Why is  personal financial expenditure have  to do with anything why is it part of Change of Assesment ?

My morals are I support and love my children. I know I have raised my son to the best of my ability which is why he has been acepted into university and is a well balanced human being.

I don't know about you though. Obviously you feel its correct for self employed to contribute $ 6.82 a week in support.
$6.82/week, your son is 17. It probably has been tough, but still I can not sympathise coz you are not answering any questions in a specific manner.  How long has your child been without support. Does your child not want to have any contact with his biological father.  That would be terrible. Are you sure that the father is not supporting at all in any other way.

You and your son might just need to wipe your hands clean of him if he does not have hardly any contact or want to support him. SAD, but it happens that way.

Maybe to help contribute to the extras that your son might need your son could do a bit of work on weekends or apply for Austudy.  If your son is now old enough to look after himself you could go out and get a full time job.

The impression I got was that your child was very early teens.

Why do you keep posting the same comment over and over again? How about putting the time into answering the questions so that the full story is heard.  Sure you have the poops about your ex's "now" financial situation.  Maybe he won the $50000 car in a raffle.

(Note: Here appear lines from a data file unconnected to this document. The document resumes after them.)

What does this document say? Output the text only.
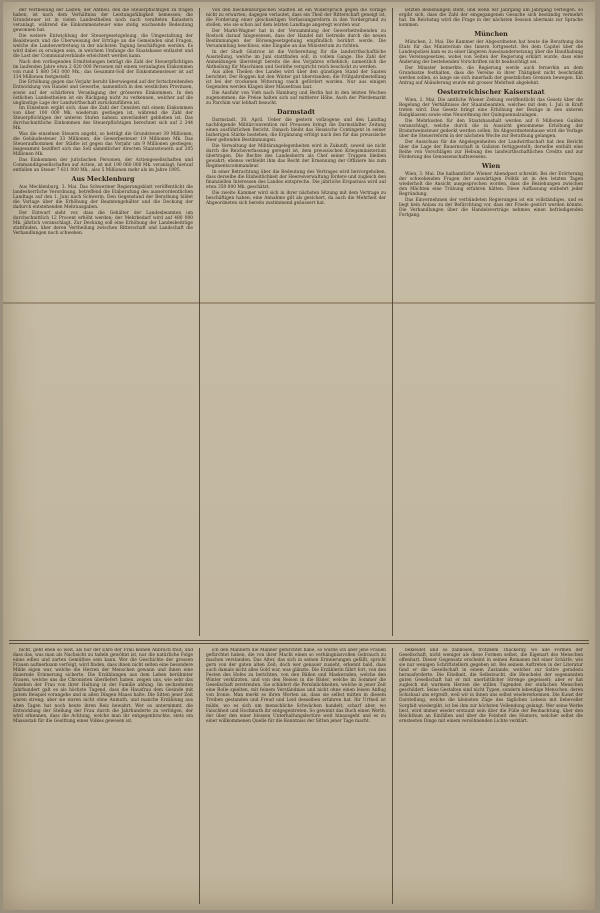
der Vertheilung der Lasten; der Antheil, den die Steuerpflichtigen zu tragen haben, ist nach dem Verhältniss der Leistungsfähigkeit bemessen; die Grundsteuer ist in vielen Landestheilen noch nach veralteten Katastern veranlagt, während die Einkommensteuer eine stetig wachsende Bedeutung gewonnen hat.

Die weitere Entwicklung der Steuergesetzgebung, die Umgestaltung der Realsteuern und die Überweisung der Erträge an die Gemeinden sind Fragen, welche die Landesvertretung in der nächsten Tagung beschäftigen werden. Es wird dabei zu erwägen sein, in welchem Umfange die Staatskasse entlastet und die Last der Communalverbände erleichtert werden kann.

Nach den vorliegenden Ermittelungen beträgt die Zahl der Steuerpflichtigen im laufenden Jahre etwa 2 620 000 Personen mit einem veranlagten Einkommen von rund 5 880 543 000 Mk.; das Gesammt-Soll der Einkommensteuer ist auf 114 Millionen festgestellt.

Die Erhöhung gegen das Vorjahr beruht überwiegend auf der fortschreitenden Entwicklung von Handel und Gewerbe, namentlich in den westlichen Provinzen, sowie auf der schärferen Veranlagung der grösseren Einkommen. In den östlichen Landestheilen ist ein Rückgang nicht zu verkennen, welcher auf die ungünstige Lage der Landwirthschaft zurückzuführen ist.

Im Einzelnen ergibt sich, dass die Zahl der Censiten mit einem Einkommen von über 100 000 Mk. wiederum gestiegen ist, während die Zahl der Steuerpflichtigen der unteren Stufen nahezu unverändert geblieben ist. Das durchschnittliche Einkommen des Steuerpflichtigen berechnet sich auf 2 244 Mk.

Was die einzelnen Steuern angeht, so beträgt die Grundsteuer 39 Millionen, die Gebäudesteuer 33 Millionen, die Gewerbesteuer 19 Millionen Mk. Das Steueraufkommen der Städte ist gegen das Vorjahr um 9 Millionen gestiegen; insgesammt beziffert sich das Soll sämmtlicher directen Staatssteuern auf 205 Millionen Mk.

Das Einkommen der juristischen Personen, der Actiengesellschaften und Commanditgesellschaften auf Actien, ist mit 190 060 000 Mk. veranlagt; hierauf entfallen an Steuer 7 611 000 Mk., also 5 Millionen mehr als im Jahre 1895.

Aus Mecklenburg

Aus Mecklenburg, 3. Mai. Das Schweriner Regierungsblatt veröffentlicht die landesherrliche Verordnung, betreffend die Einberufung des ausserordentlichen Landtags auf den 1. Juni nach Schwerin. Den Gegenstand der Berathung bildet die Vorlage über die Erhöhung der Beamtengehälter und die Deckung der dadurch entstehenden Mehrausgaben.

Der Entwurf sieht vor, dass die Gehälter der Landesbeamten um durchschnittlich 12 Procent erhöht werden; der Mehrbedarf wird auf 480 000 Mk. jährlich veranschlagt. Zur Deckung soll eine Erhöhung der Landesbeiträge stattfinden, über deren Vertheilung zwischen Ritterschaft und Landschaft die Verhandlungen noch schweben.

Von den mecklenburgischen Städten ist ein Widerspruch gegen die Vorlage nicht zu erwarten; dagegen verlautet, dass ein Theil der Ritterschaft geneigt ist, die Forderung einer gleichzeitigen Verfassungsreform in den Vordergrund zu stellen, wie sie schon auf dem letzten Landtage angeregt worden war.

Der Markt-Wagner hat in der Versammlung der Gewerbetreibenden zu Rostock darauf hingewiesen, dass der Handel mit Getreide durch die neuen Bestimmungen der Börsengesetzgebung empfindlich berührt werde. Die Versammlung beschloss, eine Eingabe an das Ministerium zu richten.

In der Stadt Güstrow ist die Vorbereitung für die landwirthschaftliche Ausstellung, welche im Juni stattfinden soll, in vollem Gange. Die Zahl der Anmeldungen übersteigt bereits die des Vorjahres erheblich; namentlich die Abtheilung für Maschinen und Geräthe verspricht reich beschickt zu werden.

Aus allen Theilen des Landes wird über den günstigen Stand der Saaten berichtet. Der Roggen hat den Winter gut überstanden; die Frühjahrsbestellung ist bei der trockenen Witterung rasch gefördert worden. Nur aus einigen Gegenden werden Klagen über Mäusefrass laut.

Die Ausfuhr von Vieh nach Hamburg und Berlin hat in den letzten Wochen zugenommen; die Preise halten sich auf mittlerer Höhe. Auch der Pferdemarkt zu Parchim war lebhaft besucht.

Darmstadt

Darmstadt, 30. April. Ueber die gestern vollzogene und den Landtag nachfolgende Militärconvention mit Preussen bringt die Darmstädter Zeitung einen ausführlichen Bericht. Danach bleibt das Hessische Contingent in seiner bisherigen Stärke bestehen; die Ergänzung erfolgt nach den für das preussische Heer geltenden Bestimmungen.

Die Verwaltung der Militärangelegenheiten wird in Zukunft, soweit sie nicht durch die Reichsverfassung geregelt ist, dem preussischen Kriegsministerium übertragen. Die Rechte des Landesherrn als Chef seiner Truppen bleiben gewahrt; ebenso verbleibt ihm das Recht der Ernennung der Offiziere bis zum Regimentscommandeur.

In einer Betrachtung über die Bedeutung des Vertrages wird hervorgehoben, dass derselbe die Einheitlichkeit der Heeresverwaltung fördere und zugleich den finanziellen Interessen des Landes entspreche. Die jährliche Ersparniss wird auf etwa 350 000 Mk. geschätzt.

Die zweite Kammer wird sich in ihrer nächsten Sitzung mit dem Vertrage zu beschäftigen haben; eine Annahme gilt als gesichert, da auch die Mehrheit der Abgeordneten sich bereits zustimmend geäussert hat.

letzten Beziehungen steht, und wenn wir Jahrgang um Jahrgang verfolgen, so ergibt sich, dass die Zahl der eingegangenen Gesuche sich beständig vermehrt hat. Im Reichstag wird die Frage in der nächsten Session abermals zur Sprache kommen.

München

München, 2. Mai. Die Kammer der Abgeordneten hat heute die Berathung des Etats für das Ministerium des Innern fortgesetzt. Bei dem Capitel über die Landespolizei kam es zu einer längeren Auseinandersetzung über die Handhabung des Vereinsgesetzes, wobei von Seiten der Regierung erklärt wurde, dass eine Änderung der bestehenden Vorschriften nicht beabsichtigt sei.

Der Minister bemerkte, die Regierung werde auch fernerhin an dem Grundsatze festhalten, dass die Vereine in ihrer Thätigkeit nicht beschränkt werden sollen, so lange sie sich innerhalb der gesetzlichen Grenzen bewegen. Ein Antrag auf Abänderung wurde mit grosser Mehrheit abgelehnt.

Oesterreichischer Kaiserstaat

Wien, 2. Mai. Die amtliche Wiener Zeitung veröffentlicht das Gesetz über die Regelung der Verhältnisse der Staatsbeamten, welches mit dem 1. Juli in Kraft treten wird. Das Gesetz bringt eine Erhöhung der Bezüge in den unteren Rangklassen sowie eine Neuordnung der Quinquennalzulagen.

Die Mehrkosten für den Staatshaushalt werden auf 6 Millionen Gulden veranschlagt, welche durch die in Aussicht genommene Erhöhung der Branntweinsteuer gedeckt werden sollen. Im Abgeordnetenhause wird die Vorlage über die Steuerreform in der nächsten Woche zur Berathung gelangen.

Der Ausschuss für die Angelegenheiten der Landwirthschaft hat den Bericht über die Lage der Bauernschaft in Galizien fertiggestellt; derselbe enthält eine Reihe von Vorschlägen zur Hebung des landwirthschaftlichen Credits und zur Förderung des Genossenschaftswesens.

Wien

Wien, 3. Mai. Die halbamtliche Wiener Abendpost schreibt: Bei der Erörterung der schwebenden Fragen der auswärtigen Politik ist in den letzten Tagen wiederholt die Ansicht ausgesprochen worden, dass die Beziehungen zwischen den Mächten eine Trübung erfahren hätten. Diese Auffassung entbehrt jeder Begründung.

Das Einvernehmen der verbündeten Regierungen ist ein vollständiges, und es liegt kein Anlass zu der Befürchtung vor, dass der Friede gestört werden könnte. Die Verhandlungen über die Handelsverträge nehmen einen befriedigenden Fortgang.

nicht, geht eben so weit, als nur der Ehre der Frau keinen Abbruch thut; und dass das, was man als Nachsicht zu tadeln gewöhnt ist, nur die natürliche Folge eines edlen und zarten Gemüthes sein kann. Wer die Geschichte der grossen Frauen aufmerksam verfolgt, wird finden, dass ihnen nicht selten eine besondere Milde eigen war, welche die Herzen der Menschen gewann und ihnen eine dauernde Erinnerung sicherte. Die Erzählungen aus dem Leben berühmter Frauen, welche uns die Chronisten überliefert haben, zeigen uns, wie sehr das Ansehen der Frau von ihrer Haltung in der Familie abhing. Im sechzehnten Jahrhundert galt es als höchste Tugend, dass die Hausfrau dem Gesinde mit gutem Beispiel vorangehe und in allen Dingen Maass halte. Die Sitten jener Zeit waren streng; aber sie waren nicht ohne Anmuth, und manche Erzählung aus alten Tagen hat noch heute ihren Reiz bewahrt. Wer es unternimmt, die Entwicklung der Stellung der Frau durch die Jahrhunderte zu verfolgen, der wird erkennen, dass die Achtung, welche man ihr entgegenbrachte, stets ein Maassstab für die Gesittung eines Volkes gewesen ist.

ich den Männern die Männer gefürchtet habe, so würde ich aber jene Frauen gefürchtet haben, die von ihrer Macht einen so verhängnissvollen Gebrauch zu machen verstanden. Das Alter, das sich in seinen Erinnerungen gefällt, spricht gern von der guten alten Zeit; doch wer genauer zusieht, erkennt bald, dass auch damals nicht alles Gold war, was glänzte. Die Erzählerin fährt fort, von den Festen des Hofes zu berichten, von den Bällen und Maskeraden, welche den Winter verkürzten, und von den Reisen in die Bäder, welche im Sommer die Gesellschaft zerstreuten. Sie schildert die Persönlichkeiten, welche in jener Zeit eine Rolle spielten, mit feinem Verständniss und nicht ohne einen leisen Anflug von Ironie. Man merkt es ihren Worten an, dass sie selbst mitten in diesem Treiben gestanden und Freud und Leid desselben erfahren hat. Ihr Urtheil ist milde, wo es sich um menschliche Schwächen handelt; scharf aber, wo Falschheit und Hochmuth ihr entgegentreten. So gewinnt das Buch einen Werth, der über den einer blossen Unterhaltungslectüre weit hinausgeht und es zu einer willkommenen Quelle für die Kenntniss der Sitten jener Tage macht.

bekleidet und so zahllosen, trotzdem Thackeray, wo alle Formen der Gesellschaft, nicht weniger als diese Formen selbst, die Eigenart des Menschen offenbart. Dieser Gegensatz erscheint in seinen Romanen mit einer Schärfe, wie sie nur wenigen Schriftstellern gegeben ist. Bei seinem Auftreten in der Literatur fand er die Gesellschaft in einem Zustande, welcher zur Satire geradezu herausforderte. Die Eitelkeit, die Selbstsucht, die Heuchelei der sogenannten guten Gesellschaft hat er mit unerbittlicher Strenge gegeisselt; aber er hat zugleich mit warmem Herzen die stillen Tugenden der einfachen Menschen geschildert. Seine Gestalten sind nicht Typen, sondern lebendige Menschen, deren Schicksal uns ergreift, weil wir in ihnen uns selbst wiedererkennen. Die Kunst der Darstellung, welche die kleinsten Züge des täglichen Lebens mit liebevoller Sorgfalt wiedergibt, ist bei ihm zur höchsten Vollendung gelangt. Wer seine Werke liest, wird immer wieder erstaunt sein über die Fülle der Beobachtung, über den Reichthum an Einfällen und über die Feinheit des Humors, welcher selbst die ernstesten Dinge mit einem versöhnenden Lichte verklärt.
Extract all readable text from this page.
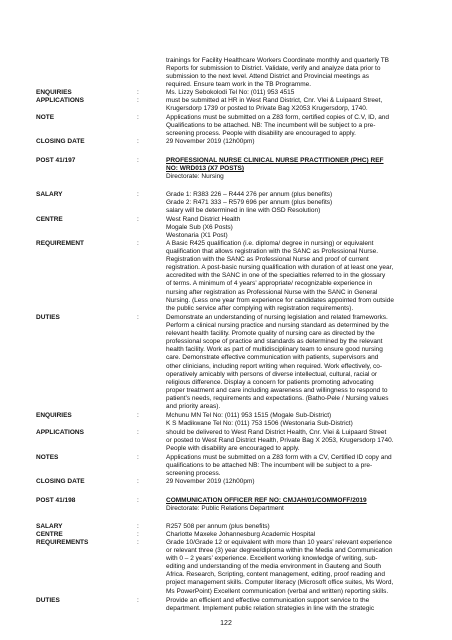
trainings for Facility Healthcare Workers Coordinate monthly and quarterly TB
Reports for submission to District. Validate, verify and analyze data prior to
submission to the next level. Attend District and Provincial meetings as
required. Ensure team work in the TB Programme.

ENQUIRIES	:	Ms. Lizzy Sebokolodi Tel No: (011) 953 4515

APPLICATIONS	:	must be submitted at HR in West Rand District, Cnr. Vlei & Luipaard Street,
Krugersdorp 1739 or posted to Private Bag X2053 Krugersdorp, 1740.

NOTE	:	Applications must be submitted on a Z83 form, certified copies of C.V, ID, and
Qualifications to be attached. NB: The incumbent will be subject to a pre-
screening process. People with disability are encouraged to apply.

CLOSING DATE	:	29 November 2019 (12h00pm)

POST 41/197	:	PROFESSIONAL NURSE CLINICAL NURSE PRACTITIONER (PHC) REF
NO: WRD013 (X7 POSTS)

Directorate: Nursing

SALARY	:	Grade 1: R383 226 – R444 276 per annum (plus benefits)
Grade 2: R471 333 – R579 696 per annum (plus benefits)
salary will be determined in line with OSD Resolution)

CENTRE	:	West Rand District Health
Mogale Sub (X6 Posts)
Westonaria (X1 Post)

REQUIREMENT	:	A Basic R425 qualification (i.e. diploma/ degree in nursing) or equivalent
qualification that allows registration with the SANC as Professional Nurse.
Registration with the SANC as Professional Nurse and proof of current
registration. A post-basic nursing qualification with duration of at least one year,
accredited with the SANC in one of the specialties referred to in the glossary
of terms. A minimum of 4 years’ appropriate/ recognizable experience in
nursing after registration as Professional Nurse with the SANC in General
Nursing. (Less one year from experience for candidates appointed from outside
the public service after complying with registration requirements).

DUTIES	:	Demonstrate an understanding of nursing legislation and related frameworks.
Perform a clinical nursing practice and nursing standard as determined by the
relevant health facility. Promote quality of nursing care as directed by the
professional scope of practice and standards as determined by the relevant
health facility. Work as part of multidisciplinary team to ensure good nursing
care. Demonstrate effective communication with patients, supervisors and
other clinicians, including report writing when required. Work effectively, co-
operatively amicably with persons of diverse intellectual, cultural, racial or
religious difference. Display a concern for patients promoting advocating
proper treatment and care including awareness and willingness to respond to
patient’s needs, requirements and expectations. (Batho-Pele / Nursing values
and priority areas).

ENQUIRIES	:	Mchunu MN Tel No: (011) 953 1515 (Mogale Sub-District)
K S Madikwane Tel No: (011) 753 1506 (Westonaria Sub-District)

APPLICATIONS	:	should be delivered to West Rand District Health, Cnr. Vlei & Luipaard Street
or posted to West Rand District Health, Private Bag X 2053, Krugersdorp 1740.
People with disability are encouraged to apply.

NOTES	:	Applications must be submitted on a Z83 form with a CV, Certified ID copy and
qualifications to be attached NB: The incumbent will be subject to a pre-
screening process.

CLOSING DATE	:	29 November 2019 (12h00pm)

POST 41/198	:	COMMUNICATION OFFICER REF NO: CMJAH/01/COMMOFF/2019

Directorate: Public Relations Department

SALARY	:	R257 508 per annum (plus benefits)

CENTRE	:	Charlotte Maxeke Johannesburg Academic Hospital

REQUIREMENTS	:	Grade 10/Grade 12 or equivalent with more than 10 years’ relevant experience
or relevant three (3) year degree/diploma within the Media and Communication
with 0 – 2 years’ experience. Excellent working knowledge of writing, sub-
editing and understanding of the media environment in Gauteng and South
Africa. Research, Scripting, content management, editing, proof reading and
project management skills. Computer literacy (Microsoft office suites, Ms Word,
Ms PowerPoint) Excellent communication (verbal and written) reporting skills.

DUTIES	:	Provide an efficient and effective communication support service to the
department. Implement public relation strategies in line with the strategic

122
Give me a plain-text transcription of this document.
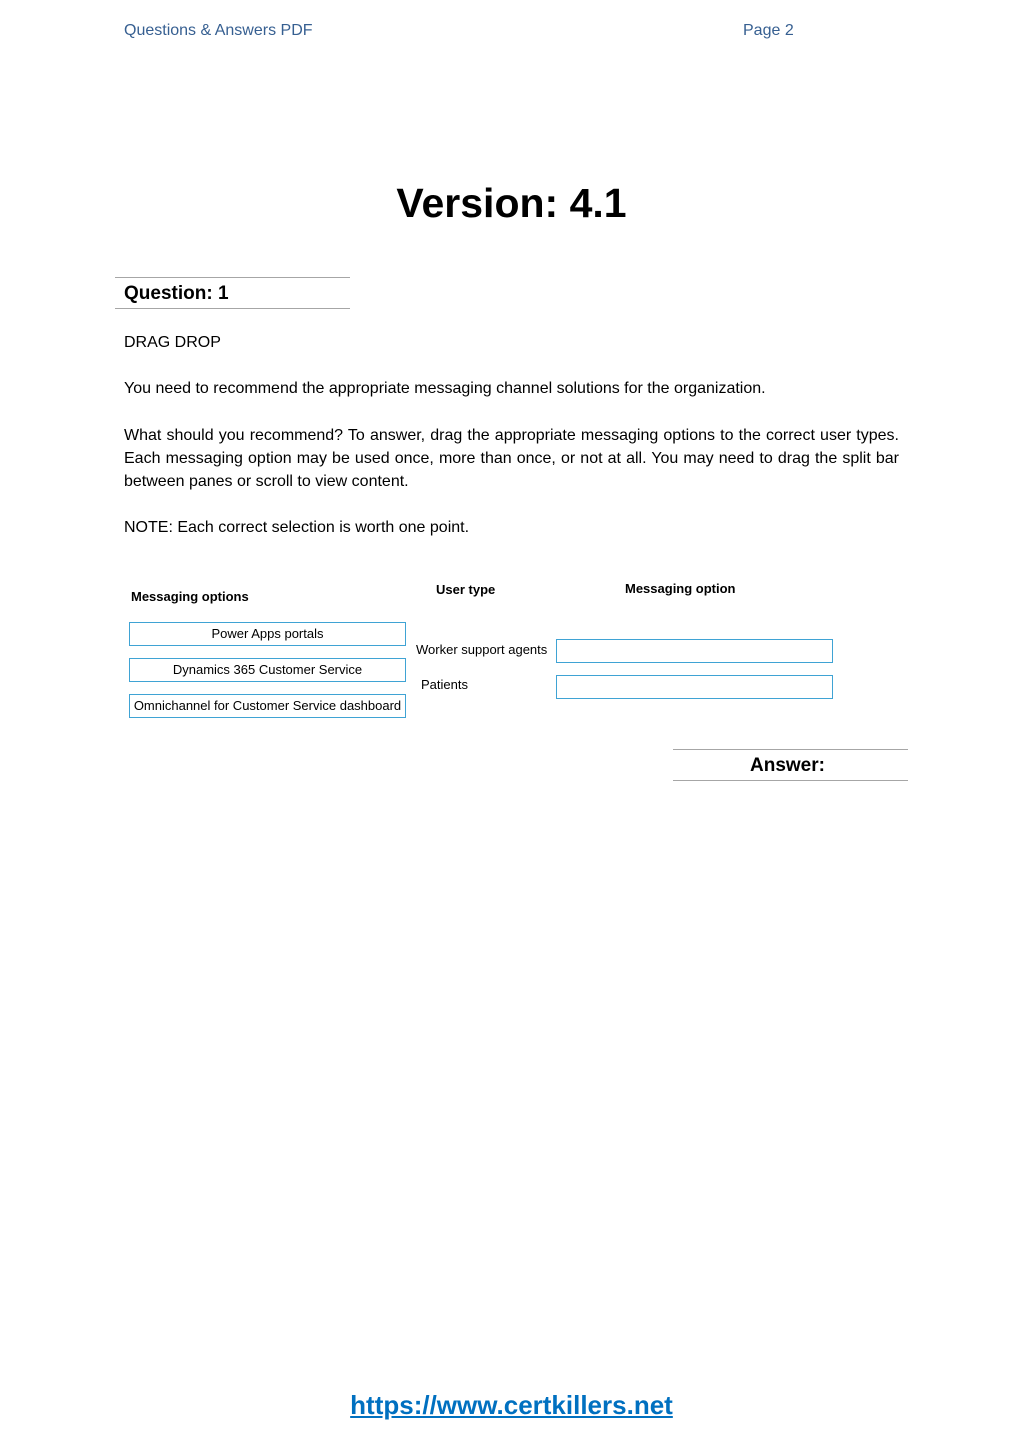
Questions & Answers PDF	Page 2
Version: 4.1
Question: 1
DRAG DROP
You need to recommend the appropriate messaging channel solutions for the organization.
What should you recommend? To answer, drag the appropriate messaging options to the correct user types. Each messaging option may be used once, more than once, or not at all. You may need to drag the split bar between panes or scroll to view content.
NOTE: Each correct selection is worth one point.
Messaging options	User type	Messaging option
Power Apps portals
Dynamics 365 Customer Service
Omnichannel for Customer Service dashboard
Worker support agents
Patients
Answer:
https://www.certkillers.net
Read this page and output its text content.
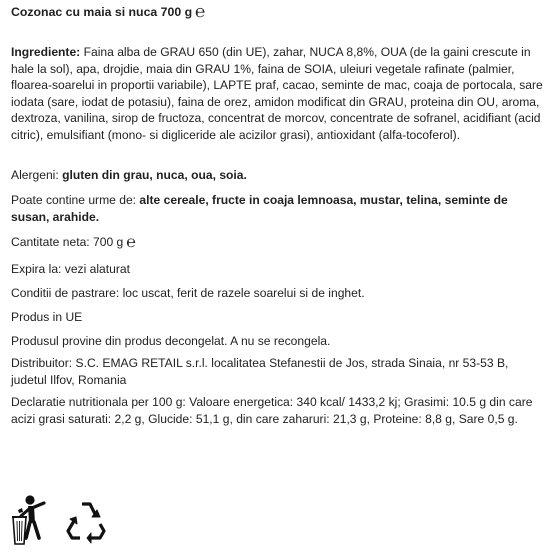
Cozonac cu maia si nuca 700 g ℮
Ingrediente: Faina alba de GRAU 650 (din UE), zahar, NUCA 8,8%, OUA (de la gaini crescute in hale la sol), apa, drojdie, maia din GRAU 1%, faina de SOIA, uleiuri vegetale rafinate (palmier, floarea-soarelui in proportii variabile), LAPTE praf, cacao, seminte de mac, coaja de portocala, sare iodata (sare, iodat de potasiu), faina de orez, amidon modificat din GRAU, proteina din OU, aroma, dextroza, vanilina, sirop de fructoza, concentrat de morcov, concentrate de sofranel, acidifiant (acid citric), emulsifiant (mono- si digliceride ale acizilor grasi), antioxidant (alfa-tocoferol).
Alergeni: gluten din grau, nuca, oua, soia.
Poate contine urme de: alte cereale, fructe in coaja lemnoasa, mustar, telina, seminte de susan, arahide.
Cantitate neta: 700 g ℮
Expira la: vezi alaturat
Conditii de pastrare: loc uscat, ferit de razele soarelui si de inghet.
Produs in UE
Produsul provine din produs decongelat. A nu se recongela.
Distribuitor: S.C. EMAG RETAIL s.r.l. localitatea Stefanestii de Jos, strada Sinaia, nr 53-53 B, judetul Ilfov, Romania
Declaratie nutritionala per 100 g: Valoare energetica: 340 kcal/ 1433,2 kj; Grasimi: 10.5 g din care acizi grasi saturati: 2,2 g, Glucide: 51,1 g, din care zaharuri: 21,3 g, Proteine: 8,8 g, Sare 0,5 g.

Are you waiting for the ATO to read your comments to open an investigation into his financial affairs? Seems like that!

As for $6.82/ week, I would be happy with that.  But unfortunately that would have limited me to a loaf of bread and a tub of peanut butter as I have three children from my ex. I support my children, have 100% care and have never carried on about my ex moving on. He went into a very wealthy relationship, I didn't care, and i had no idea what their setup was, nor should have I. He was self-employed he was probably making more than what was showing on his tax return due to the benefits he could legitimately claimDue to several life events it has been an up and down situation with care and support. Most of the time it has been minimal compared to the actual expense of raising children 99%.

I am not on a huge income, self employed stay at home but the Government benefits I receive through the FTB, Health care card etc are put to good use to try and manage.  It is tough but come on.  Stop accusing him of something that you have no evidence to support your accusations with. Once again make an application.  Until you have told the whole story, I have no further comment.